The only thing sadder than a blog with a single introductory post is a forum site with more than twenty subforums, each with cutesy name and description, and about three posts between them, all by the same guy.
I’ve had this domain for a while, but the usual combination of laziness and overambition stopped me from really doing much with it. There was a little static HTML thingie with some links and writing here at some point a few months ago, but it was boring and sorta ugly so I took it down.
The only web framework I have any amount of experience working with is Ruby on Rails, and using that for a little personal site is comparable to building a mansion in your backyard so you can put each of your socks in its own room.
Wordpress seemed similarly too complex, and if I wanted to dig deeper into customising it it’d involve PHP.
I thought about just using Apache and PHP, but I don’t want to wear out my $ key, and it’s 2014.

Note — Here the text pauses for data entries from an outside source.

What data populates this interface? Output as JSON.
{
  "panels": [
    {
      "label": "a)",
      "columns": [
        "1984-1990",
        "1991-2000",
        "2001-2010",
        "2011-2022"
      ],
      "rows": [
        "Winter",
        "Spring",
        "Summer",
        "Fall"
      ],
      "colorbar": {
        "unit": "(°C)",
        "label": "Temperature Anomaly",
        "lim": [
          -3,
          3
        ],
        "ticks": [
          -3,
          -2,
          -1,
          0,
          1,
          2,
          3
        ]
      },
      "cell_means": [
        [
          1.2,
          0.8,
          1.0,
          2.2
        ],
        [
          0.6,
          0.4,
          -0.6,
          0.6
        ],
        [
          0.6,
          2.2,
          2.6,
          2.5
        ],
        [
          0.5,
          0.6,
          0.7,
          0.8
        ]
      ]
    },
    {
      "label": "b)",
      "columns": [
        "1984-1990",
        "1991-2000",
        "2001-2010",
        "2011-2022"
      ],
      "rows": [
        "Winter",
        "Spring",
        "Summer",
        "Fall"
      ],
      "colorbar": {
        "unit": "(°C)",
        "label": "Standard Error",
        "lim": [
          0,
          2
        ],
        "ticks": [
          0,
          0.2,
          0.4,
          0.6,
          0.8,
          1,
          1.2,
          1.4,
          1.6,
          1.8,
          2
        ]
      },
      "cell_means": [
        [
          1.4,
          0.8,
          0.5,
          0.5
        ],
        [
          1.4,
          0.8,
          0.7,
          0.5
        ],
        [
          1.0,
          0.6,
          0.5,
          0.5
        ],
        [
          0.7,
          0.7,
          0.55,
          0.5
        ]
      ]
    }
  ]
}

I really don’t like the new Blogspot look. It’s too flashy and swishy, to the point where what are supposed to be traditional blogs look like content aggregators unto themselves, missing only .io domains.
Tumblr, actually, is very nice from a blogging platform point of view. It’s really the perfect blend of ease-of-use and customisability, given that any non-technical person can have a functioning tumblog in four clicks and any technical person can have the same and then go and edit their blog’s HTML in whatever way they see fit. The only real downside is that you can’t host a tumblr on your own server.
But then, I’m really not a microblogger. I like walls of text. I’m the kind of guy who will skip a video and look for an article about the same subject. Now, there’s nothing, technically, stopping me or anyone else from making a tumblr with regular text-heavy blog entries and zero reblogged gifsets, but it would be kind of against the spirit of the site, I think.
So at some point I started fiddling around with Node.js (there’s only so many times you can read about “X in Javascript” or “Y.js” on Hacker News before you have to try it out), and I’ve gotta say that was my favourite – you have to write the server and routing systems yourself, but that way you get complete control over your site and likely a better understanding of how it works than with some magic CMS or regular server. It’s a really cool, educational way of making a website, but a fair bit of work.
Eventually (this morning) I settled on just using Ghost, a blogging service built on Node.js. It’s very new, incredibly minimal (there isn’t even a menubar in the default theme) but looks really good and is fairly easy to set up if you’re comfortable with terminal commands. Plus its editor uses Markdown, which unquestionably beats fiddling with WSIWYG or typing out HTML any day. I’m probably going to fiddle around with it as I have the time and inclination (expect at least a menubar and comments at some point, plus the disappearance of those awful share links on the bottom left), or maybe I’ll abandon it and actually roll my own Node.js site for kicks, or maybe one built on COBOL on Cogs.